Iranian parliament’s research center and the oil ministry have reported that overall investments in the energy sector have substantially declined in the past decade.

Former oil minister Bijan Namdar Zanganeh and others have said that Iran needs up to $200 billion investments to improve the industry.

China and Iran concluded a 25-year cooperation pact in March that is said to contain up to $400 billion Chinese investments, including $280 billion in the energy sector.

After six months, however, China has not move forward with any investments, as US sanctions are still in place, with negotiations to restore the JCPOA not having led to an agreement yet.
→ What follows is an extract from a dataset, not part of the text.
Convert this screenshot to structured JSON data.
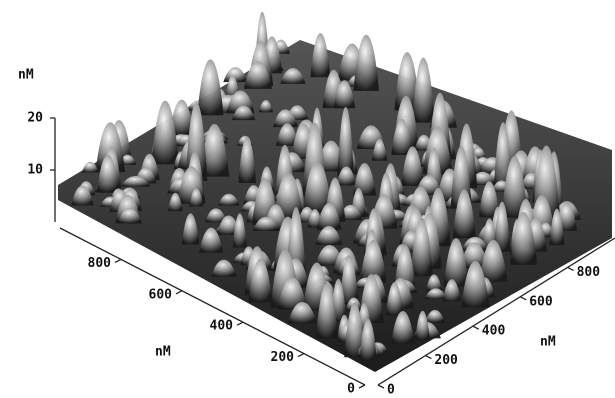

China has bought Iranian oil in lieu of its investments in the past and it has recouped its $4.4 billion investment by importing Iranian oil, even when US sanctions were in place. But in the same period (2007-2016), China invested $187 billion in the United States, or 10 percent of total Chinese investments in the past 15 years.

Foreign investments in Iran’s upstream oil industry during Mohammad Khatami’s presidency (1997-2005) was $11 billion and it dropped to $3.8 billion during the populist president Mahmoud Ahmadinejad’s two term (2205-2013). In the eight years of president Hassan Rouhani’s presidency, foreign oil investment was just $600 million.

Parliament’s research center meanwhile reported that National Iranian Oil Company (NIOC) debts to the government and state-owned banks totaled $50 billion in 2018 and reached $60 billion in 2019. Fars news agency lately quoted officials as saying that the debt has reached $70 billion.

The level of NIOC’s debts shows that it does not have the resources to invest. Iran’s economy overall is also in crisis due to US sanctions and resources are scarce.